The nodes that have issues are primarily split over two sites but the nodes are not all identical, one site has a Windows 2008 R2 Server, a Cisco 3750 switch and an ASA5505 (accessible through the ASA via VPN). The other site has two Windows 2008 servers (behind a Draytek 2820, no VPN)

It's almost like there's a break in internet connectivity, Orion gets upset somehow and then refuses to acknowledge they're accessible via SNMP.

Has anybody seen this before or have any idea how it can be fixed?

Cheers,

Alex

hwtechnology · Answer

Thanks Jan, I've just opened a support ticket.

I've restarted the Job Engine v2 service and the node is now being polled correctly, will wait to see what tech support say.

jan1 · Answer

You've said that this was happening for two sites, each behind a different firewall. But if all the traffic is going through that core site firewall, it looks like the problem might be in there. That is really unfortunate that you can't restart it.

When this happens again, please try whether restarting only the Job Engine v2 service makes it start working again (so you don't have to restart everything).

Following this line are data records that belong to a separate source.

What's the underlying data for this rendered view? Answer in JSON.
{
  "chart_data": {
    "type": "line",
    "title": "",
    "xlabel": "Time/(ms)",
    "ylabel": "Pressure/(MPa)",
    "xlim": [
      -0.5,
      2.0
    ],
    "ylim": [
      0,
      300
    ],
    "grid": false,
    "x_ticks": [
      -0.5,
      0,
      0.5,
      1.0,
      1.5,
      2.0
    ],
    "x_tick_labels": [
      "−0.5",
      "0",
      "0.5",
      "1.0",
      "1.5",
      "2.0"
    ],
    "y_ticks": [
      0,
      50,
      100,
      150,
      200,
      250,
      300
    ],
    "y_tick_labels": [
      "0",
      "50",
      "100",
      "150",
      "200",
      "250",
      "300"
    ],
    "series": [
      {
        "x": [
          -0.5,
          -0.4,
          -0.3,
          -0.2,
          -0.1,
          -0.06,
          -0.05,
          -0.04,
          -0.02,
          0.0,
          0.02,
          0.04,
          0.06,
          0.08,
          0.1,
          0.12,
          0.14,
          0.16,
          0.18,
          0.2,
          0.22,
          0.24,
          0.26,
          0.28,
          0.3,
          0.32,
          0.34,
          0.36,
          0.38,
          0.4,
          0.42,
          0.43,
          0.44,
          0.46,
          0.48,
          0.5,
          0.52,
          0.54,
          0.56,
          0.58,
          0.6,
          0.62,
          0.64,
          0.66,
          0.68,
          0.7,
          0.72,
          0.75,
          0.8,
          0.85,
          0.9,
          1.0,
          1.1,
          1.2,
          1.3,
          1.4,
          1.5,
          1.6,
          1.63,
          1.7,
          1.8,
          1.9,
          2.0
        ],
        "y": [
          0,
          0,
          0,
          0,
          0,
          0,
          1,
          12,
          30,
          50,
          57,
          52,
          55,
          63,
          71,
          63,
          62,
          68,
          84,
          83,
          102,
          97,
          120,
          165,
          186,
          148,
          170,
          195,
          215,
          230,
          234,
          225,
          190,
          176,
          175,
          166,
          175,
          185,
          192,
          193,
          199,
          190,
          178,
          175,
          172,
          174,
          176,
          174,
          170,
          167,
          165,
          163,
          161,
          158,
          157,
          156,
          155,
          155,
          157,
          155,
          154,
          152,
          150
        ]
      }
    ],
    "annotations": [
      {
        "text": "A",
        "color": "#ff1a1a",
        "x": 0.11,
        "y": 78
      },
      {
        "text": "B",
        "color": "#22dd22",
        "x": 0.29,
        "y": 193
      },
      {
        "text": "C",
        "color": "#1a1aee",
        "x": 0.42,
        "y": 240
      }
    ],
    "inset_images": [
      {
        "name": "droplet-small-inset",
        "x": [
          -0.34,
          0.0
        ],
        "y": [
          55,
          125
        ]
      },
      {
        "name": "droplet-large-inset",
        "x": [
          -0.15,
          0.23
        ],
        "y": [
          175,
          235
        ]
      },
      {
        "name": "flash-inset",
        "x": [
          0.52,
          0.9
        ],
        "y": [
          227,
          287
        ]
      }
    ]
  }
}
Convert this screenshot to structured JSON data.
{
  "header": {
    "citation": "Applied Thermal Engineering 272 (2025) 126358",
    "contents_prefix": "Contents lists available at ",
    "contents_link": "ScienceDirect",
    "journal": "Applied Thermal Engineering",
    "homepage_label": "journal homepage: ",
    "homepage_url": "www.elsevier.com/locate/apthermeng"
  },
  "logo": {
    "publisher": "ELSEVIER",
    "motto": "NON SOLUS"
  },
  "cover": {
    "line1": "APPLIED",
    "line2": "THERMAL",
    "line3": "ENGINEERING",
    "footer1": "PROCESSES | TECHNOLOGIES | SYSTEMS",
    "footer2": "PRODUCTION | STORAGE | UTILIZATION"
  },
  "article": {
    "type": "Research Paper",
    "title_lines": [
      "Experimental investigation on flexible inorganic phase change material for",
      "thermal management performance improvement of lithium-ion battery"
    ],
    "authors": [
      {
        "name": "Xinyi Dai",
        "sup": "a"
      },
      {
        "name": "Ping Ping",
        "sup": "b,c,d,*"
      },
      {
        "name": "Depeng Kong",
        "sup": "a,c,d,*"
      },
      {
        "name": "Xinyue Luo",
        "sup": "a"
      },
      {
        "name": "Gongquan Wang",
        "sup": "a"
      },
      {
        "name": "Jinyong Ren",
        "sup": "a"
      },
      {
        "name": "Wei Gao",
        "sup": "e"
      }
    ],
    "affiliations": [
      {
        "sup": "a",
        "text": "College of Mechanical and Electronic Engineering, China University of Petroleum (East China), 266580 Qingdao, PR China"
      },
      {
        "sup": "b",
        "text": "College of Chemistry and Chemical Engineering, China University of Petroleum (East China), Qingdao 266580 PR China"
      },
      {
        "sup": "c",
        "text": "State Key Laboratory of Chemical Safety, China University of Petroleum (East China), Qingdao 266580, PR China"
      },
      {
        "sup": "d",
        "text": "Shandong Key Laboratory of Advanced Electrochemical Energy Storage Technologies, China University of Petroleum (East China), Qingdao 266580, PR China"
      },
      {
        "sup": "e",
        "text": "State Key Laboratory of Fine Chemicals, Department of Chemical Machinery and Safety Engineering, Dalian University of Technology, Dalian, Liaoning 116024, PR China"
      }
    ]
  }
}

And yes, please do open support ticket. We'll need to check the firewall configuration, hopefully there's something we can do to fix this.

Thanks

Jan

hwtechnology · Answer

Thanks Jan,

That's exactly what we're seeing, the strange thing is that a "List Resources" works fine so there is SNMP connectivity to the node.

I've popped Wireshark on the polling server and I see SNMP going out but nothing coming back apart from a TTL exceeded from our core site firewall (Cisco ASA5510).

The problem node continues to respond via ICMP whilst this is going on (it's connected via an ASA to ASA VPN tunnel).

I've restarted the firewall at the problem site but it's not made any difference and unfortunately I can't restart the core site firewall.

The thing that's throwing me is that if I restart the Orion services onthe polling server (or restart the server itself) the system start's polling the node correctly via SNMP again, making me think that it's something on the polling server that's going wrong.

Am I best opening a support ticket about this?